Decisions, Decisions & Debt
At the time, this was hard to hear and accept. I felt somehow betrayed. Was it not my parents' responsibility to send me to the best school possible? Didn't they want to set me up for success in my adult life? Looking back today, however, I firmly believe my parents did me a favor.
For one, they didn't make my life easy. I had to learn and struggle and succeed on my terms, which pushed me to grow and get out of my comfort zone. I wouldn't be a successful entrepreneur today had my parents removed all obstacles from my path.
My parents also put their own financial needs ahead of sending me to college. Instead of emptying their savings, they told me the choice was mine but that I would be responsible for the cost. That benefited us both, as today they're able to fund their retirement rather than leaning on me to pick up the bill.
Still, I faced a hard decision at the time. I could do whatever I wanted and face the financial consequences later — or I could make decisions based on the reality of my economic situation and avoid student debt.
Zero Student Debt: The Game Plan
If I stayed in-state for school, I qualified for the Helping Others Pursue Education (HOPE) Scholarship, which pays a portion of the tuition at in-state schools. I was also awarded other scholarships from the state of Georgia based on my academic merit. The majority of my tuition, fees and other costs would be covered by scholarships if I chose a cheaper, in-state school.
Although I had dreams of attending UGA (and considered venturing out of state), I knew choosing a small school nearby would let me stretch my scholarships further. It also allowed me to commute from my parents' house to save money on room and board.
Ultimately, I decided to attend Kennesaw State University (KSU) because it was close to where my parents lived and the cost of attending was only about $2,000–$3,000 per semester in the years I attended. When I compared that to what I needed to spend out of pocket to attend a university like UGA, there was no question.
It was the difference between graduating with potentially no debt and graduating with tens of thousands of dollars in student loan debt.
Avoiding Debt 101
The loans weren't worth it to me, especially since I wanted to get a degree in a less-than-lucrative field: history. Unless I sought an out-of-state school known for producing incredible historians, it likely wouldn't make a difference if I went to UGA or KSU.
Of course, just choosing a cheaper school based on the assumption that a history degree is a history degree and university name didn't matter wasn't enough. Here's what else I did to manage costs and handle my finances in college — so I could graduate free from student loan debt:
- I took advanced placement (AP) courses in high school that helped me earn college credit, and attended college a year early. I enrolled in KSU's Joint Enrollment Honors Program and was able to start my freshman year of college during my senior year of high school.
- I worked part-time at the university during my first couple of semesters. This gave me access to early registration, which allowed me to build a class schedule that minimized my time on campus and freed me to spend the rest of my week at another part-time job that paid better.

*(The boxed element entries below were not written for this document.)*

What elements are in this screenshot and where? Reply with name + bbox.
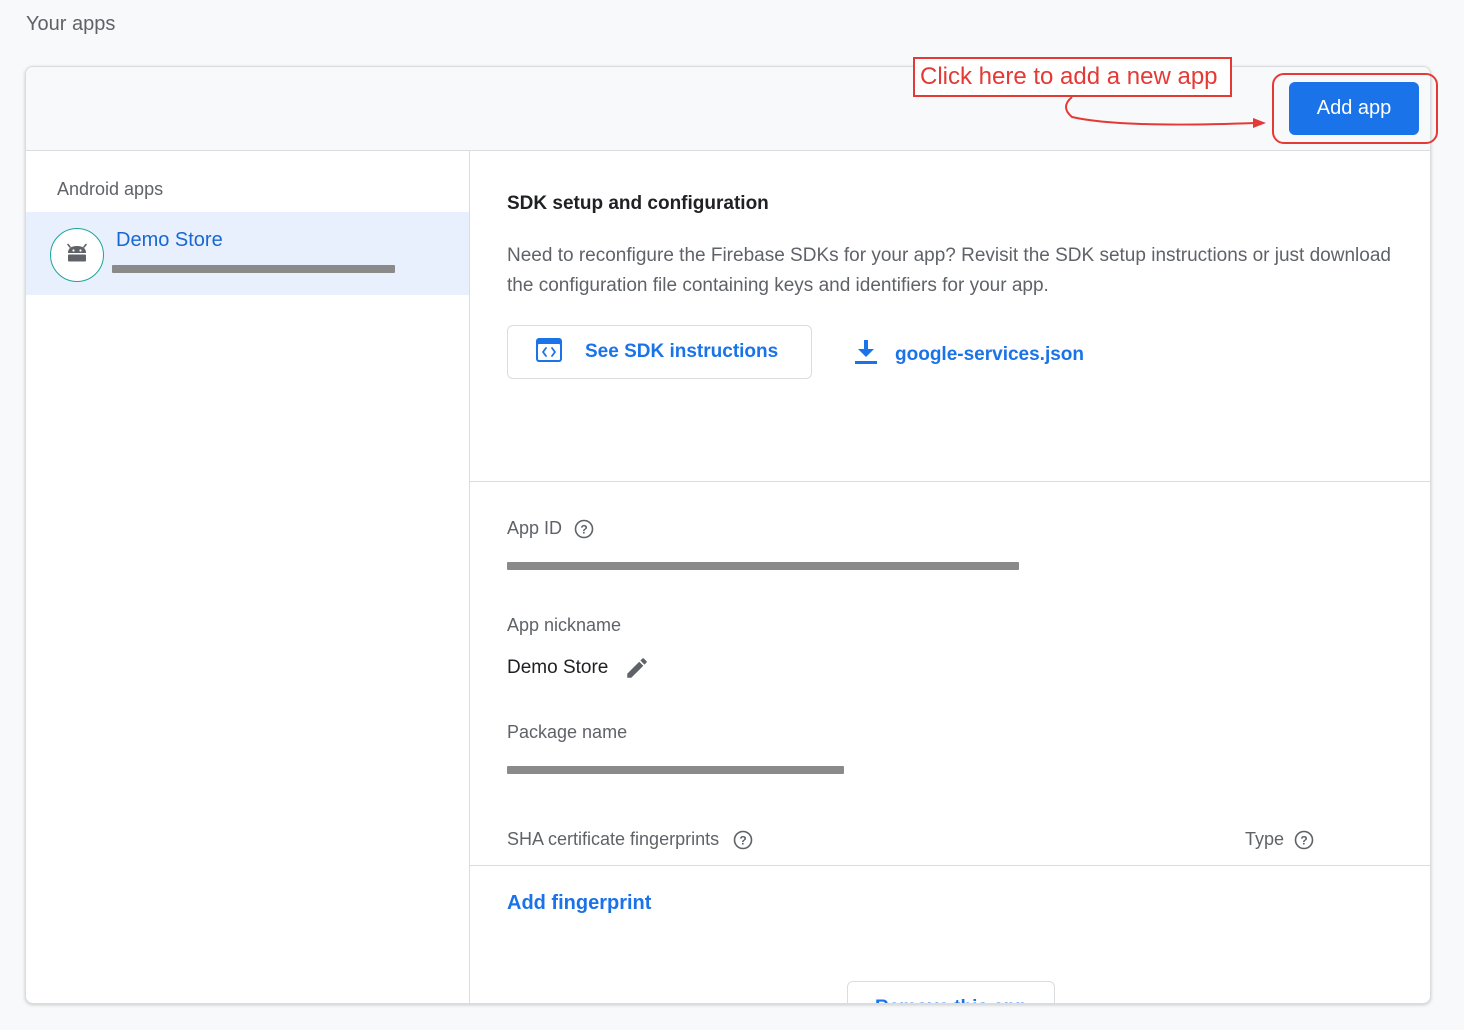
see-sdk-instructions-label: See SDK instructions: [585, 341, 779, 362]
type-column-label-text: Type: [1245, 829, 1285, 849]
page-heading: Your apps: [26, 13, 116, 35]
app-id-label-text: App ID: [507, 518, 563, 538]
app-nickname-label: App nickname: [507, 615, 622, 635]
download-config-link[interactable]: google-services.json: [853, 338, 1084, 371]
sha-fingerprints-label: SHA certificate fingerprints ?: [507, 829, 753, 850]
app-avatar: [50, 228, 104, 282]
see-sdk-instructions-button[interactable]: See SDK instructions: [507, 325, 812, 379]
sdk-section-title: SDK setup and configuration: [507, 193, 769, 214]
type-column-label: Type ?: [1245, 829, 1314, 850]
apps-card: Add app Android apps Demo Store SDK setu…: [25, 66, 1431, 1004]
annotation-callout: Click here to add a new app: [913, 57, 1232, 97]
add-fingerprint-link[interactable]: Add fingerprint: [507, 892, 651, 915]
redacted-package-value: [507, 766, 844, 774]
app-details-panel: SDK setup and configuration Need to reco…: [470, 151, 1430, 1003]
apps-sidebar: Android apps Demo Store: [26, 151, 470, 1003]
sha-fingerprints-label-text: SHA certificate fingerprints: [507, 829, 720, 849]
download-icon: [853, 338, 879, 371]
sidebar-item-label: Demo Store: [116, 229, 223, 251]
remove-app-button[interactable]: Remove this app: [847, 981, 1055, 1003]
svg-text:?: ?: [580, 522, 587, 536]
app-nickname-value: Demo Store: [507, 655, 650, 681]
android-icon: [65, 243, 89, 268]
edit-icon[interactable]: [624, 655, 650, 681]
sidebar-item-demo-store[interactable]: Demo Store: [26, 212, 469, 295]
help-icon[interactable]: ?: [733, 830, 753, 850]
redacted-app-id: [507, 562, 1019, 570]
add-app-button[interactable]: Add app: [1289, 82, 1419, 135]
sidebar-section-label: Android apps: [57, 179, 164, 199]
download-config-label: google-services.json: [895, 343, 1085, 365]
svg-text:?: ?: [739, 833, 746, 847]
app-nickname-value-text: Demo Store: [507, 657, 609, 678]
help-icon[interactable]: ?: [1294, 830, 1314, 850]
svg-text:?: ?: [1300, 833, 1307, 847]
section-divider: [470, 481, 1430, 482]
help-icon[interactable]: ?: [574, 519, 594, 539]
redacted-package-name: [112, 265, 395, 273]
code-window-icon: [535, 336, 563, 369]
app-id-label: App ID ?: [507, 518, 594, 539]
fingerprint-table-divider: [470, 865, 1430, 866]
package-name-label: Package name: [507, 722, 628, 742]
sdk-section-description: Need to reconfigure the Firebase SDKs fo…: [507, 245, 1391, 296]
annotation-text: Click here to add a new app: [920, 63, 1218, 90]
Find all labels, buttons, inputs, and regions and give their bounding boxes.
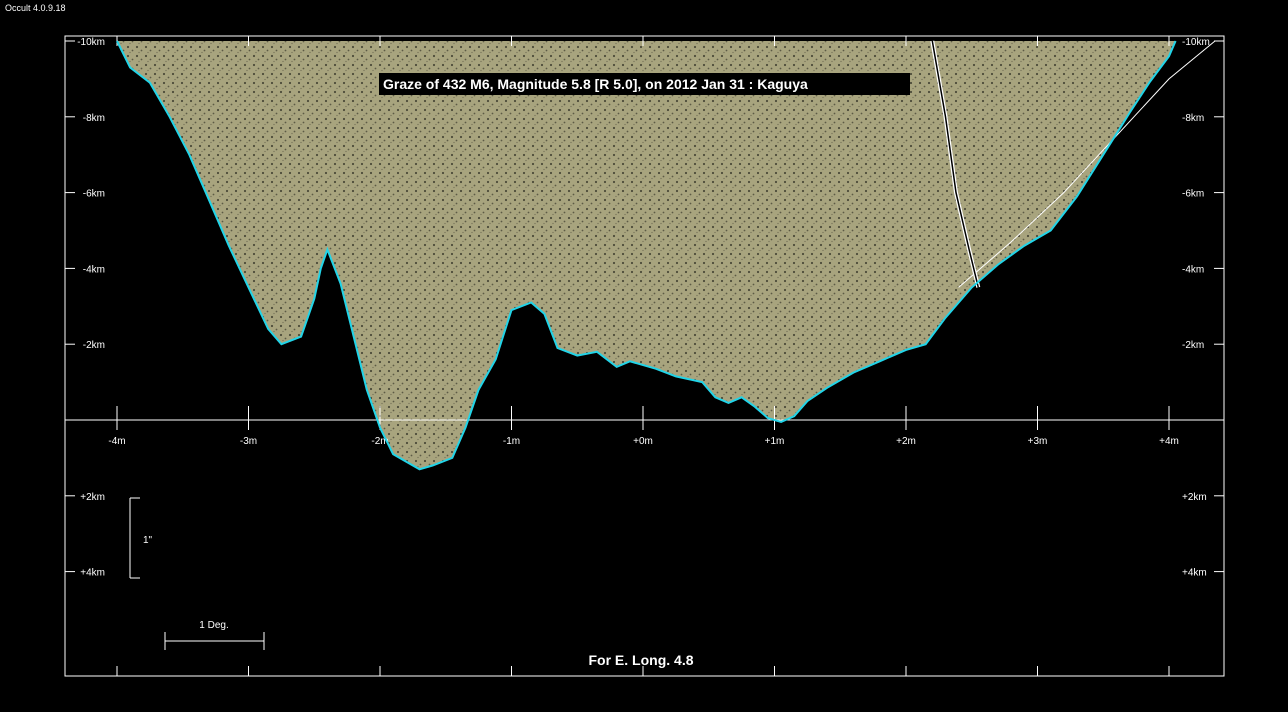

- I lived frugally — and became downright cheap sometimes. I lived off-campus with roommates, which was cheaper than living in the brand-new housing on campus. I was the stereotypical broke college kid, eating ramen and spending a period of months living off cereal (and not much else). I didn't feel deprived at the time because I was just so happy to be living on my own.
Financial Lessons Learned
I was happy and debt-free, but that didn't mean those years of college were financially easy. I was living on a razor-thin margin, which forced me to learn to manage my money smartly.
It also made me realize I didn't want to live this way forever. I was a good saver and a frugal spender, but I knew nothing about investments. If I wanted to one day have more than a few dollar bills in my pocket, I would need to educate myself.
My experience living on next to nothing sparked a desire to learn everything I could about money. I applied my ability to research and disseminate information (learned from that history degree) to the financial field, which helped me get a handle on my money for good.
None of that would have been possible had I simply financed my education with student loans and spent years dealing with the outstanding balances after graduation. It was a hard slog, but it set me up for long-term financial success.